Dabei sprechen die AutorInnen der Studie die Dinge so klar und ungeschminkt aus, wie dies bei amerikanischen Studien erfreulicherweise üblich ist. Demnach ist die ökologische Katastrophe kein fernes Zukunftsszenario mehr, sondern steht unmittelbar vor der Tür. Bereits um das Jahr 2020 herum dürfte sich das Wetter bei einer Fortsetzung der heutigen Entwicklung vollständig ins Extreme verändert haben. Großbritannien würde von sibirischen Wintern heimgesucht, Küstengebiete wie die Niederlande und Kalifornien durch Stürme und Fluten weitgehend unbewohnbar sein. Das teilweise eingedeichte Holland wäre laut Pentagon-Studie bereits ab 2007 von solchen Entwicklungen betroffen. Die Verwerfungen - extreme Stürme und Überschwemmungen auf der einen, ein "katastrophaler" Energie- und Wassermangel auf der anderen Seite - würden zu Wanderungsbewegungen in ungeahntem Ausmaß führen, gegen die sich die USA und Europa nur noch mit militärischer Abschottung zur Wehr setzen könnten. Zudem dürften ebenfalls um 2020 massive Kriege um die verbliebenen Ressourcen ausbrechen, bei denen der Einsatz atomarer Waffen wahrscheinlich sei. Besonders drastisch wird sich demnach der baldige Kollaps des Golfstroms auf das europäische Klima auswirken.

Nach Ansicht der Autoren müssen die Klimaveränderungen "umgehend" zum zentralen Thema sowohl der Politik, als auch der Armee werden. Unmittelbare Forderungen für eine Veränderung der Politik im Sinne einer ökologischen Wende scheint die Studie nicht zu enthalten. Allerdings ist dies auch nicht ihre Aufgabe, soll sie doch die Militärstrategie der USA beraten. Dem 'Observer' zu Folge wurde die Untersuchung von CIA-Experten und Unternehmensberatern erstellt, die in der Vergangenheit offenbar als Denkfabrik für das Thema Klimawandel eingerichtet worden ist. Leiter soll der inzwischen 82jährige Andrew Marshall sein, der seit 30 Jahren Zukunftsprognosen anhand der Analyse der aktuellen Entwicklungen erstellt. Beteiligt war unter anderen Peter Schwartz, CIA-Berater und ehemaliger Planungschef mehrerer transnationaler Konzerne. Wie das Schriftstück in die Öffentlichkeit gelangen konnte, ist unklar. Angeblich soll es Verteidigungsminister Rumsfeld bereits seit vier Monaten vorliegen.
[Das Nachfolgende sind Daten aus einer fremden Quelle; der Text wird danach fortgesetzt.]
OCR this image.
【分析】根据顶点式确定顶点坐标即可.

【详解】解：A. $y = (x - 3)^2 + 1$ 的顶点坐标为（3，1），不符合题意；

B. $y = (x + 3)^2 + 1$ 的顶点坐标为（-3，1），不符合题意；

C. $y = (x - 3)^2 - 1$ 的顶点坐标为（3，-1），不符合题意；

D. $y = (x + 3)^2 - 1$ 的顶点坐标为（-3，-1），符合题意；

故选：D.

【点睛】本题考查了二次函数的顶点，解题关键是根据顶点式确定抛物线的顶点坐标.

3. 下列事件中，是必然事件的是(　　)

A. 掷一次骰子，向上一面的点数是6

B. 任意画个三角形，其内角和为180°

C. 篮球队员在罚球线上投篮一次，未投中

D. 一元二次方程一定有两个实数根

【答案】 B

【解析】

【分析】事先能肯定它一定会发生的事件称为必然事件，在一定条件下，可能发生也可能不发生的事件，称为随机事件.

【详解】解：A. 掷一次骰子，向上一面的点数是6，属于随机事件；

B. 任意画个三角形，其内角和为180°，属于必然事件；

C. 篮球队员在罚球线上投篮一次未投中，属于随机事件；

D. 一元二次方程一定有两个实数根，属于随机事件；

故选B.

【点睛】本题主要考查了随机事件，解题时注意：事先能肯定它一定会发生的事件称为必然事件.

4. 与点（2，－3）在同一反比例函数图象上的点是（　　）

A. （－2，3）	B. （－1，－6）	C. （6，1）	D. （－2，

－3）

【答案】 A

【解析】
Die Studie scheint nicht darauf ausgerichtet zu sein, eine Veränderung der Umweltpolitik herbeizuführen. Vielmehr sollen sich die USA militärisch auf Verteilungskriege vorbereiten, die als unabwendbar eingeschätzt werden. So werden die militärischen Folgen der Klimaveränderung besonders herausgestellt und etwa der Totalverlust der Stadt Den Haag eher nebensächlich erwähnt.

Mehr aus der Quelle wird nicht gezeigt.